You have spent four decades conducting research, applying research, and teaching researchers. You have not only taught at Yale and in Nepal, but at other US institutions and at universities in Thailand, New Zealand, China, and Taiwan. What changes have you seen in the way urban forestry is taught, and in the way students are approaching research related to urban forests?

We have come a long way because urban forestry wasn’t even on the radar a couple of decades ago! The Baltimore Ecosystem Study helps gives urban forestry and urban ecology legitimacy, because it says to junior scientists, “It is okay to get your feet wet wandering around a city!”

I am an Oregonian, so I know big trees.
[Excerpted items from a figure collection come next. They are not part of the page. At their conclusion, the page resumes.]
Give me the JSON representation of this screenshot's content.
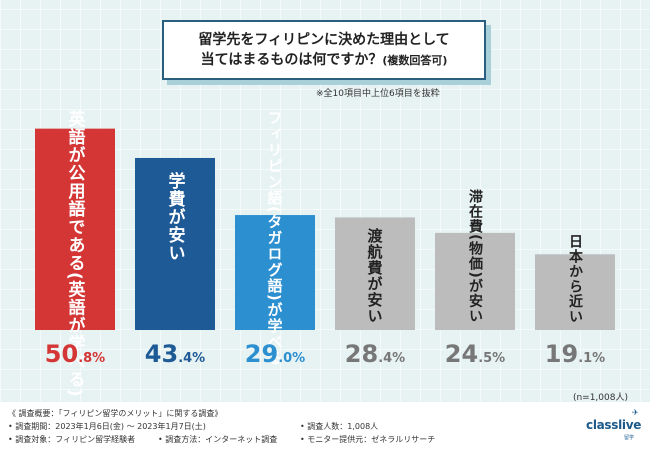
{
  "header": {
    "title_line1": "留学先をフィリピンに決めた理由として",
    "title_line2": "当てはまるものは何ですか？",
    "title_suffix": "(複数回答可)",
    "note": "※全10項目中上位6項目を抜粋"
  },
  "chart_data": {
    "type": "bar",
    "title": "留学先をフィリピンに決めた理由として当てはまるものは何ですか？(複数回答可)",
    "categories": [
      "英語が公用語である(英語が学べる)",
      "学費が安い",
      "フィリピン語(タガログ語)が学べる",
      "渡航費が安い",
      "滞在費(物価)が安い",
      "日本から近い"
    ],
    "values": [
      50.8,
      43.4,
      29.0,
      28.4,
      24.5,
      19.1
    ],
    "value_display": [
      {
        "int": "50",
        "dec": ".8",
        "unit": "%"
      },
      {
        "int": "43",
        "dec": ".4",
        "unit": "%"
      },
      {
        "int": "29",
        "dec": ".0",
        "unit": "%"
      },
      {
        "int": "28",
        "dec": ".4",
        "unit": "%"
      },
      {
        "int": "24",
        "dec": ".5",
        "unit": "%"
      },
      {
        "int": "19",
        "dec": ".1",
        "unit": "%"
      }
    ],
    "colors": [
      "#d43535",
      "#1e5a96",
      "#2c8fd0",
      "#bcbcbc",
      "#bcbcbc",
      "#bcbcbc"
    ],
    "value_colors": [
      "#d43535",
      "#1e5a96",
      "#2c8fd0",
      "#777777",
      "#777777",
      "#777777"
    ],
    "label_colors": [
      "#ffffff",
      "#ffffff",
      "#ffffff",
      "#222222",
      "#222222",
      "#222222"
    ],
    "ylim": [
      0,
      55
    ],
    "xlabel": "",
    "ylabel": "",
    "sample_size": "(n=1,008人)"
  },
  "footer": {
    "line1": "《 調査概要：「フィリピン留学のメリット」に関する調査》",
    "line2": "• 調査期間：2023年1月6日(金) ～ 2023年1月7日(土)",
    "line3a": "• 調査対象：フィリピン留学経験者",
    "line3b": "• 調査方法：インターネット調査",
    "line2r": "• 調査人数：1,008人",
    "line3r": "• モニター提供元：ゼネラルリサーチ",
    "logo": "classlive",
    "logo_sub": "留学"
  }
}
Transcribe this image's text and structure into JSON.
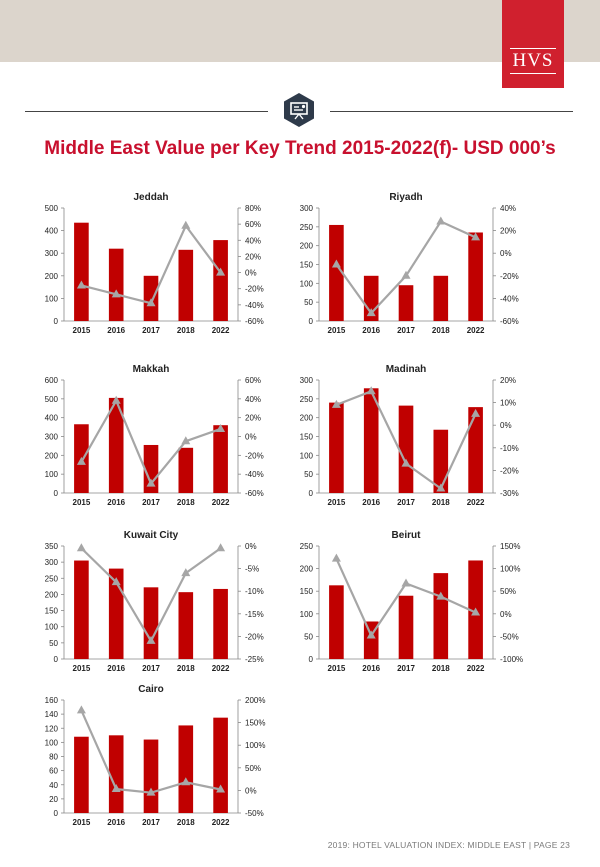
{
  "report": {
    "brand": "HVS",
    "title": "Middle East Value per Key Trend 2015-2022(f)- USD 000’s",
    "footer": "2019: HOTEL VALUATION INDEX: MIDDLE EAST | PAGE 23"
  },
  "colors": {
    "bar": "#c00000",
    "line": "#a6a6a6",
    "title": "#c8102e",
    "accent_band": "#dcd5cc"
  },
  "chart_data": [
    {
      "type": "bar+line",
      "title": "Jeddah",
      "categories": [
        "2015",
        "2016",
        "2017",
        "2018",
        "2022"
      ],
      "bars": [
        435,
        320,
        200,
        315,
        358
      ],
      "line": [
        -16,
        -27,
        -38,
        58,
        0
      ],
      "ylim": [
        0,
        500
      ],
      "yticks": [
        0,
        100,
        200,
        300,
        400,
        500
      ],
      "y2lim": [
        -60,
        80
      ],
      "y2ticks": [
        -60,
        -40,
        -20,
        0,
        20,
        40,
        60,
        80
      ],
      "y2_unit": "%"
    },
    {
      "type": "bar+line",
      "title": "Riyadh",
      "categories": [
        "2015",
        "2016",
        "2017",
        "2018",
        "2022"
      ],
      "bars": [
        255,
        120,
        95,
        120,
        235
      ],
      "line": [
        -10,
        -53,
        -20,
        28,
        14
      ],
      "ylim": [
        0,
        300
      ],
      "yticks": [
        0,
        50,
        100,
        150,
        200,
        250,
        300
      ],
      "y2lim": [
        -60,
        40
      ],
      "y2ticks": [
        -60,
        -40,
        -20,
        0,
        20,
        40
      ],
      "y2_unit": "%"
    },
    {
      "type": "bar+line",
      "title": "Makkah",
      "categories": [
        "2015",
        "2016",
        "2017",
        "2018",
        "2022"
      ],
      "bars": [
        365,
        505,
        255,
        240,
        360
      ],
      "line": [
        -27,
        38,
        -50,
        -5,
        8
      ],
      "ylim": [
        0,
        600
      ],
      "yticks": [
        0,
        100,
        200,
        300,
        400,
        500,
        600
      ],
      "y2lim": [
        -60,
        60
      ],
      "y2ticks": [
        -60,
        -40,
        -20,
        0,
        20,
        40,
        60
      ],
      "y2_unit": "%"
    },
    {
      "type": "bar+line",
      "title": "Madinah",
      "categories": [
        "2015",
        "2016",
        "2017",
        "2018",
        "2022"
      ],
      "bars": [
        240,
        278,
        232,
        168,
        228
      ],
      "line": [
        9,
        15,
        -17,
        -28,
        5
      ],
      "ylim": [
        0,
        300
      ],
      "yticks": [
        0,
        50,
        100,
        150,
        200,
        250,
        300
      ],
      "y2lim": [
        -30,
        20
      ],
      "y2ticks": [
        -30,
        -20,
        -10,
        0,
        10,
        20
      ],
      "y2_unit": "%"
    },
    {
      "type": "bar+line",
      "title": "Kuwait City",
      "categories": [
        "2015",
        "2016",
        "2017",
        "2018",
        "2022"
      ],
      "bars": [
        305,
        280,
        222,
        207,
        217
      ],
      "line": [
        -0.5,
        -8,
        -21,
        -6,
        -0.5
      ],
      "ylim": [
        0,
        350
      ],
      "yticks": [
        0,
        50,
        100,
        150,
        200,
        250,
        300,
        350
      ],
      "y2lim": [
        -25,
        0
      ],
      "y2ticks": [
        -25,
        -20,
        -15,
        -10,
        -5,
        0
      ],
      "y2_unit": "%"
    },
    {
      "type": "bar+line",
      "title": "Beirut",
      "categories": [
        "2015",
        "2016",
        "2017",
        "2018",
        "2022"
      ],
      "bars": [
        163,
        83,
        140,
        190,
        218
      ],
      "line": [
        122,
        -48,
        67,
        38,
        3
      ],
      "ylim": [
        0,
        250
      ],
      "yticks": [
        0,
        50,
        100,
        150,
        200,
        250
      ],
      "y2lim": [
        -100,
        150
      ],
      "y2ticks": [
        -100,
        -50,
        0,
        50,
        100,
        150
      ],
      "y2_unit": "%"
    },
    {
      "type": "bar+line",
      "title": "Cairo",
      "categories": [
        "2015",
        "2016",
        "2017",
        "2018",
        "2022"
      ],
      "bars": [
        108,
        110,
        104,
        124,
        135
      ],
      "line": [
        177,
        3,
        -5,
        18,
        2
      ],
      "ylim": [
        0,
        160
      ],
      "yticks": [
        0,
        20,
        40,
        60,
        80,
        100,
        120,
        140,
        160
      ],
      "y2lim": [
        -50,
        200
      ],
      "y2ticks": [
        -50,
        0,
        50,
        100,
        150,
        200
      ],
      "y2_unit": "%"
    }
  ]
}
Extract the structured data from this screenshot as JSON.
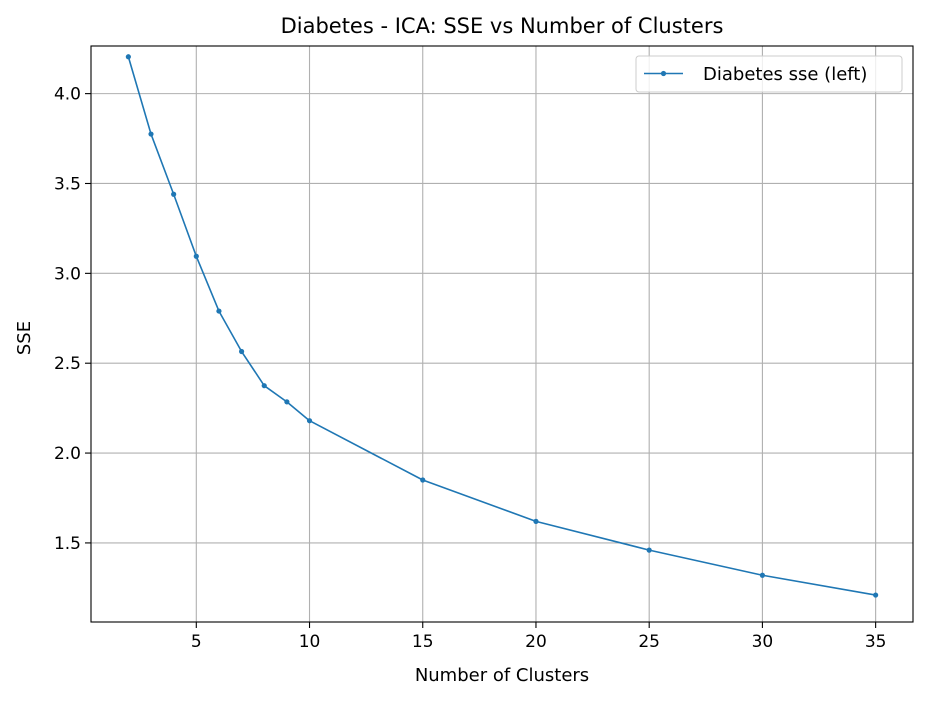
{
  "chart_data": {
    "type": "line",
    "title": "Diabetes - ICA: SSE vs Number of Clusters",
    "xlabel": "Number of Clusters",
    "ylabel": "SSE",
    "xlim": [
      0.35,
      36.65
    ],
    "ylim": [
      1.06,
      4.265
    ],
    "xticks": [
      5,
      10,
      15,
      20,
      25,
      30,
      35
    ],
    "yticks": [
      1.5,
      2.0,
      2.5,
      3.0,
      3.5,
      4.0
    ],
    "ytick_labels": [
      "1.5",
      "2.0",
      "2.5",
      "3.0",
      "3.5",
      "4.0"
    ],
    "grid": true,
    "legend": {
      "location": "top-right"
    },
    "series": [
      {
        "name": "Diabetes sse (left)",
        "color": "#1f77b4",
        "marker": "point",
        "x": [
          2,
          3,
          4,
          5,
          6,
          7,
          8,
          9,
          10,
          15,
          20,
          25,
          30,
          35
        ],
        "y": [
          4.205,
          3.775,
          3.44,
          3.095,
          2.79,
          2.565,
          2.375,
          2.285,
          2.18,
          1.85,
          1.62,
          1.46,
          1.32,
          1.21
        ]
      }
    ]
  }
}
When we first came to Baltimore, my students and I stayed in a building that was on property belonging to the zoo. On the back side of the zoo, I saw some of the biggest trees I had ever seen in the northeast. Baltimore has incredibly gorgeous forest, and so does Philadelphia’s Fairmount Park. But those forests are all aging, and they will decline without the infrastructure to repair and replace them. The realization that these forests are worth rehabilitating is there. The fact that there are now professional courses and conferences on urban forestry demonstrate that there has been a significant change, but we still have a long way to go.

In Baltimore, and in other cities where you have neighborhoods with lots of abandoned houses, there is great potential to do production forestry, where you could grow trees that could be cut down and sold. When you convert vacant properties into forest patches, you create a larger, more contiguous forested landscape. Look at Detroit. What a phenomenal opportunity to start over! Do we need urban/community forests? You bet.

How far do you think we have come, in terms of shifting to a more eastern way of thinking about our urban forests which we discussed earlier?

Not as far as I’d hoped when I got into this business. It will come in fits and starts, and there will always be setbacks…like the recent election. However, there is a growing awareness that we can make cities the saviors in a warming climate through better design, better ideas about consumption and waste management, and better organization. This comes back to the great awakening you have in Buddhism, where you see yourself not as a parasite upon the larger environment, but part of it and a contributor to it.